# Ati 4330 problems with 0.3.4.



## BadSplat (Aug 31, 2009)

Hi guys, had a quick look and didnt see anything specific to this chipset.  The 4330 is in a HP 4510s Laptop, and versions prior to 3.4 lock solid or show wrong info.  0.3.4 will load the main screen only, clicking on sensors will then also lockup the software and use 100% of one core.  I downloaded the latest catalyst drivers and tweaked them so they would install on a mobility chipset, while that works fine for say 3dMark05/06 gpu detection GPUZ still locks up.

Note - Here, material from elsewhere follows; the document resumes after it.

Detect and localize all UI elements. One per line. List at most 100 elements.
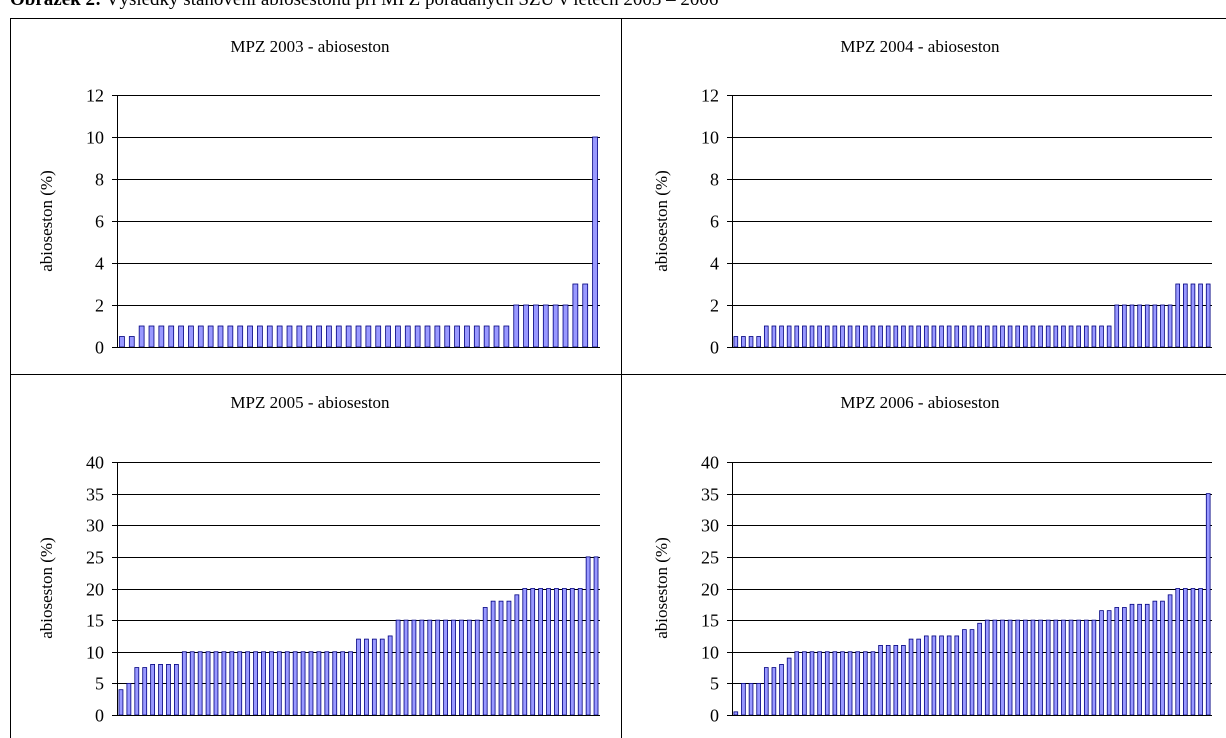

OS is WinXp Pro Sp3 with all latest drivers and updates.


----------



## Flyordie (Aug 31, 2009)

Yeah, GPU-Z doesn't like IGPs very well... even my HD3300 IGP isn't supported by GPU-Z... Sorry for your troubles man, hope W1z can help you out.


----------



## gogx (Aug 31, 2009)

Have the same problem as you with my HP4710s and ati 4330


----------



## BadSplat (Aug 31, 2009)

Im not that fussed, but seeing what the temps etc are doing would be nice.  Hopefully its fairly easy fix for next revision.


----------



## gogx (Aug 31, 2009)

I can read temps with HWmonitor and Everest free Edition or Speed fan, they all read the same temps for me...( it shows eaven the Bat. temps)


----------



## BadSplat (Sep 4, 2009)

HWMonitor is my current util of choice.  Now I just need (well, want) to get the gpu load screen to work like it does on the Ati desktop cards I've tried...


----------



## gogx (Sep 4, 2009)

Well i was able to monitor idle Mh and load in Everest under Comp/Overclock. If your using XP try RMClock is a good prog. to monitor Mh of cpu volts and manny more...


----------



## W1zzard (Sep 4, 2009)

try if the attached build helps


----------



## gogx (Sep 4, 2009)

Tx w1zz it works


----------